Tread lightly, watch what you say to people; even family members. As difficult as it may seem, you have to try NOT to react to the voices and thoughts. Don't ignore them. Just don't react; especially if they want you to hurt yourself or others. Listen to them and pick-out inconsistencies and logical flaws. You will find them. Think of it as a game. The objective is to out-smart the voices. And you can!

More often than not, being "special" or "chosen" is not a good thing... If you watch the movie, you'll understand what I mean. You have to slowly but surely try to make sense of the chaos in your head. Think of it as gigantic jigsaw puzzle the size of a small hill and you’re tossed in the middle of it. At first it seems overwhelming and seemingly impossible to solve; you feel insane and desperate; but with enough time and PATIENCE, you'll begin to see a picture; one piece at a time... It may not be a pleasant picture, but by the time you reach that point, you will have acquired the wisdom to be able to cope with this reality.
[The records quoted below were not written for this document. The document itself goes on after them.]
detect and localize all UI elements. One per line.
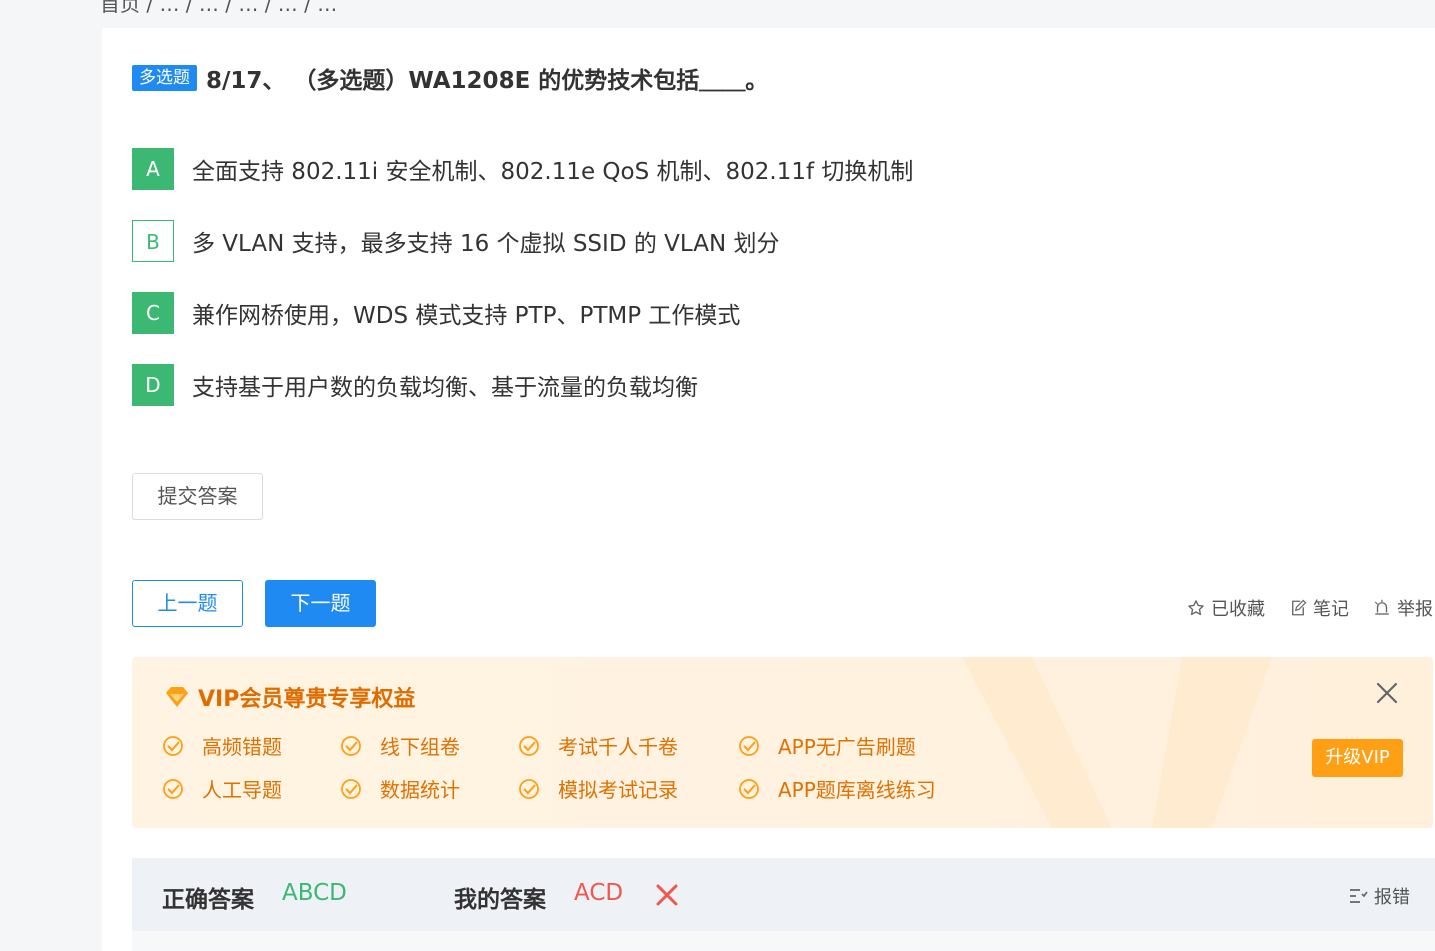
option-text: 全面支持 802.11i 安全机制、802.11e QoS 机制、802.11f… bbox=[192, 159, 914, 185]
report-label: 举报 bbox=[1397, 599, 1433, 620]
correct-answer-value: ABCD bbox=[282, 880, 347, 906]
option-letter: C bbox=[132, 292, 174, 334]
check-circle-icon bbox=[341, 735, 361, 756]
option-b[interactable]: B 多 VLAN 支持，最多支持 16 个虚拟 SSID 的 VLAN 划分 bbox=[132, 220, 779, 262]
diamond-icon bbox=[166, 687, 188, 707]
report-icon bbox=[1350, 889, 1368, 903]
note-label: 笔记 bbox=[1313, 599, 1349, 620]
question-tools: 已收藏 笔记 举报 bbox=[1163, 595, 1433, 621]
vip-watermark bbox=[962, 657, 1272, 828]
vip-perk: 数据统计 bbox=[340, 774, 460, 803]
vip-perk: 考试千人千卷 bbox=[518, 731, 678, 760]
vip-perk-label: 考试千人千卷 bbox=[558, 735, 678, 759]
answer-detail-area bbox=[132, 931, 1435, 951]
vip-perk-label: APP题库离线练习 bbox=[778, 778, 936, 802]
check-circle-icon bbox=[163, 778, 183, 799]
option-text: 兼作网桥使用，WDS 模式支持 PTP、PTMP 工作模式 bbox=[192, 303, 741, 329]
star-icon bbox=[1188, 600, 1204, 616]
vip-perk: APP题库离线练习 bbox=[738, 774, 936, 803]
option-letter: A bbox=[132, 148, 174, 190]
check-circle-icon bbox=[519, 778, 539, 799]
vip-perk-label: 线下组卷 bbox=[380, 735, 460, 759]
next-question-button[interactable]: 下一题 bbox=[265, 580, 376, 627]
vip-banner: VIP会员尊贵专享权益 高频错题 线下组卷 考试千人千卷 APP无广告刷题 人工… bbox=[132, 657, 1433, 828]
vip-perk: 模拟考试记录 bbox=[518, 774, 678, 803]
option-letter: B bbox=[132, 220, 174, 262]
edit-icon bbox=[1292, 599, 1307, 616]
vip-title-text: VIP会员尊贵专享权益 bbox=[198, 687, 416, 712]
option-text: 支持基于用户数的负载均衡、基于流量的负载均衡 bbox=[192, 375, 698, 401]
answer-bar: 正确答案 ABCD 我的答案 ACD 报错 bbox=[132, 858, 1435, 931]
vip-title: VIP会员尊贵专享权益 bbox=[164, 681, 415, 713]
vip-perk-label: 高频错题 bbox=[202, 735, 282, 759]
question-header: 多选题 8/17、 （多选题）WA1208E 的优势技术包括＿＿。 bbox=[132, 61, 768, 95]
check-circle-icon bbox=[739, 735, 759, 756]
check-circle-icon bbox=[163, 735, 183, 756]
upgrade-vip-button[interactable]: 升级VIP bbox=[1312, 739, 1403, 777]
option-text: 多 VLAN 支持，最多支持 16 个虚拟 SSID 的 VLAN 划分 bbox=[192, 231, 780, 257]
top-breadcrumb-bar: 首页 / … / … / … / … / … bbox=[0, 0, 1435, 28]
vip-perk-label: APP无广告刷题 bbox=[778, 735, 916, 759]
error-report-label: 报错 bbox=[1374, 887, 1410, 908]
option-a[interactable]: A 全面支持 802.11i 安全机制、802.11e QoS 机制、802.1… bbox=[132, 148, 913, 190]
my-answer-label: 我的答案 bbox=[454, 887, 546, 913]
check-circle-icon bbox=[519, 735, 539, 756]
option-letter: D bbox=[132, 364, 174, 406]
vip-perk-label: 模拟考试记录 bbox=[558, 778, 678, 802]
check-circle-icon bbox=[739, 778, 759, 799]
vip-perk: 线下组卷 bbox=[340, 731, 460, 760]
breadcrumb[interactable]: 首页 / … / … / … / … / … bbox=[100, 0, 337, 17]
question-card: 多选题 8/17、 （多选题）WA1208E 的优势技术包括＿＿。 A 全面支持… bbox=[102, 28, 1435, 951]
vip-perk: 高频错题 bbox=[162, 731, 282, 760]
check-circle-icon bbox=[341, 778, 361, 799]
close-icon[interactable] bbox=[1376, 682, 1398, 704]
option-d[interactable]: D 支持基于用户数的负载均衡、基于流量的负载均衡 bbox=[132, 364, 698, 406]
favorite-button[interactable]: 已收藏 bbox=[1187, 595, 1265, 621]
submit-answer-button[interactable]: 提交答案 bbox=[132, 473, 263, 520]
bell-icon bbox=[1374, 599, 1389, 615]
vip-perk-label: 数据统计 bbox=[380, 778, 460, 802]
report-button[interactable]: 举报 bbox=[1373, 595, 1433, 621]
question-title: 8/17、 （多选题）WA1208E 的优势技术包括＿＿。 bbox=[206, 68, 769, 94]
favorite-label: 已收藏 bbox=[1211, 599, 1265, 620]
option-c[interactable]: C 兼作网桥使用，WDS 模式支持 PTP、PTMP 工作模式 bbox=[132, 292, 740, 334]
vip-perk-label: 人工导题 bbox=[202, 778, 282, 802]
question-type-tag: 多选题 bbox=[132, 65, 197, 91]
my-answer-value: ACD bbox=[574, 880, 624, 906]
vip-perk: APP无广告刷题 bbox=[738, 731, 916, 760]
correct-answer-label: 正确答案 bbox=[162, 887, 254, 913]
note-button[interactable]: 笔记 bbox=[1289, 595, 1349, 621]
wrong-icon bbox=[656, 884, 678, 906]
prev-question-button[interactable]: 上一题 bbox=[132, 580, 243, 627]
vip-perk: 人工导题 bbox=[162, 774, 282, 803]
error-report-button[interactable]: 报错 bbox=[1348, 883, 1410, 909]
Don't throw-in the towel. Don't give-up. If you do, "the voices" will have won. You have to walk a narrow line. Some days you will fail... there will be many days that you will fail; but you have to get-up and stay the course; one foot in front of the other. It will get easier and you will find that the pursuit of truth will give you sustenance; the drive to want to keep on going.

You may lose your job, your home, your friends, your family; the whole world could be collapsing all around you; but the truth... it'll make it all worthwhile. The truth is the bane of the oppressor. THEY can't handle the truth. If you hold a mirror up to them and make them see who they really are; they will surely fall on the sword. The truth is your weapon; your sword.

...oh and allow yourself to find the humor and irony in things once in a while. It makes it easier to deal with a very scary situation.

Stay strong!
 

MotherWolff

Banned
You should never, ever want to hear voices. Hearing voices is not a good thing. I believe they are just a product of severe mental illness. I advise you to continue your medication to combat or better yet, erase these voices. Unless the meds are actually making the voices worse somehow.

And I think you should attend some group therapy(I do) for a while. Make sure that the groups actually apply to you. You and your dad should really look into that. A therapist and psychiatrist wouldn't hurt to have either.